Real productivity gains are possible, but the old axiom about things that sound too good to be true usually are still applies. Solution vendors typically provide ROI tools, but, it is very difficult to distill the process of evaluating return on investment, particularly in a contact center, into a one- or two-page web-based form. The purpose of these tools is to promote a particular product or solution. Using vendor-provided ROI tools alone makes the process of solution evaluation extremely difficult. This is particularly true as you attempt to create a level playing field in the framework of solution evaluation.
CP: Is it necessary to look at solutions architectures and state of the whole network?
CK: Absolutely. It is vitally important, both to develop a holistic view of the network, and to evaluate any proposed contact center solution in architectural terms first. Particularly in early stages of the project, then to a lesser degree as the project matures, it is imperative that business requirements drive technical design to avoid a “tail wagging the dog” trap.
CP: Is it important to quantify the client''s requirements for availability and quality of service?
CK: Deploying an IP-based contact center solution is typically a multi-phase project, particularly if this is the organization’s first IP voice deployment on the network. The specific requirements for successful transport of voice across the IP network include tolerances for bandwidth, transmission delay, and jitter (the variance in delay). The proper provisioning of infrastructure resources is of extreme importance. Deploying mission critical applications on an inadequately provisioned infrastructure is analogous to building a home with a cardboard foundation and then putting in a gourmet kitchen.
CP: Where does strategic sourcing and the selection of service partners come into the picture?
CK: Few organizations have the resources to take on a project like this without leveraging one or more service partners. In contact center projects, service partners may be leveraged for their technical expertise or for business process development. Once the overall scope of the project is determined by the internal stakeholders, it is advantageous to build the foundation of the project team early in the project. Some partners may have to be added to a project team later in the lifecycle to configure and deploy specific elements of the solution.
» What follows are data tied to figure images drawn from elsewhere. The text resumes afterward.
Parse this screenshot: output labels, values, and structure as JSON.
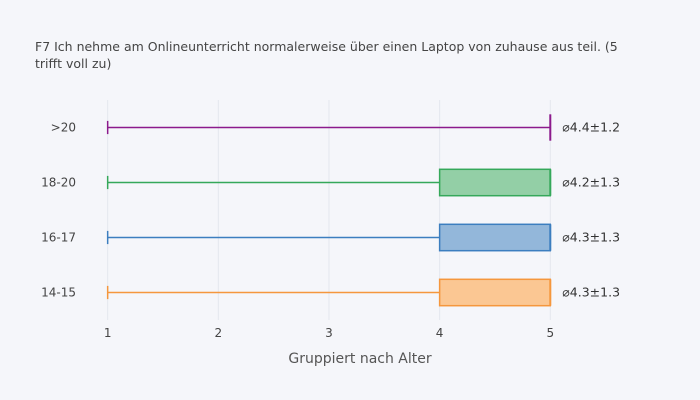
{
  "chart_data": {
    "type": "box",
    "orientation": "horizontal",
    "title": "F7 Ich nehme am Onlineunterricht normalerweise über einen Laptop von zuhause aus teil. (5 tri­fft voll zu)",
    "xlabel": "Gruppiert nach Alter",
    "ylabel": "",
    "xlim": [
      0.75,
      5.63
    ],
    "xticks": [
      1,
      2,
      3,
      4,
      5
    ],
    "grid": true,
    "legend": "none",
    "categories": [
      "14-15",
      "16-17",
      "18-20",
      ">20"
    ],
    "series": [
      {
        "category": "14-15",
        "min": 1,
        "q1": 4,
        "median": 5,
        "q3": 5,
        "max": 5,
        "mean_label": "⌀4.3±1.3",
        "color": "#f5973d",
        "fill": "#fbc793"
      },
      {
        "category": "16-17",
        "min": 1,
        "q1": 4,
        "median": 5,
        "q3": 5,
        "max": 5,
        "mean_label": "⌀4.3±1.3",
        "color": "#3c7ebf",
        "fill": "#93b7da"
      },
      {
        "category": "18-20",
        "min": 1,
        "q1": 4,
        "median": 5,
        "q3": 5,
        "max": 5,
        "mean_label": "⌀4.2±1.3",
        "color": "#35a85a",
        "fill": "#93cfa6"
      },
      {
        "category": ">20",
        "min": 1,
        "q1": 5,
        "median": 5,
        "q3": 5,
        "max": 5,
        "mean_label": "⌀4.4±1.2",
        "color": "#8c1a8c",
        "fill": "#c58dc5"
      }
    ]
  }
}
CP: What else should readers know about supporting and justifying the IP project?
CK: Depending on the size and scope of the organization, creating an IP-based contact center can be a large, complex project with multiple interdependent phases delivered by teams of overlapping resources—some internal, some external. In nearly any case, disciplined project and process management is the key to a successful project. Starting with a clear definition of business requirements, and the overall scope of the project, project and process management must start and end the project. This extends to dealing with service partners. Often projects can stall due to a miscommunication between the organization and a service partner due to ambiguity in the assignment of responsibilities for inter-dependant sub-tasks within the project. A thorough and detailed Statement of Work between the organization and each service partner involved in the project removes ambiguity and protects both parties in the process.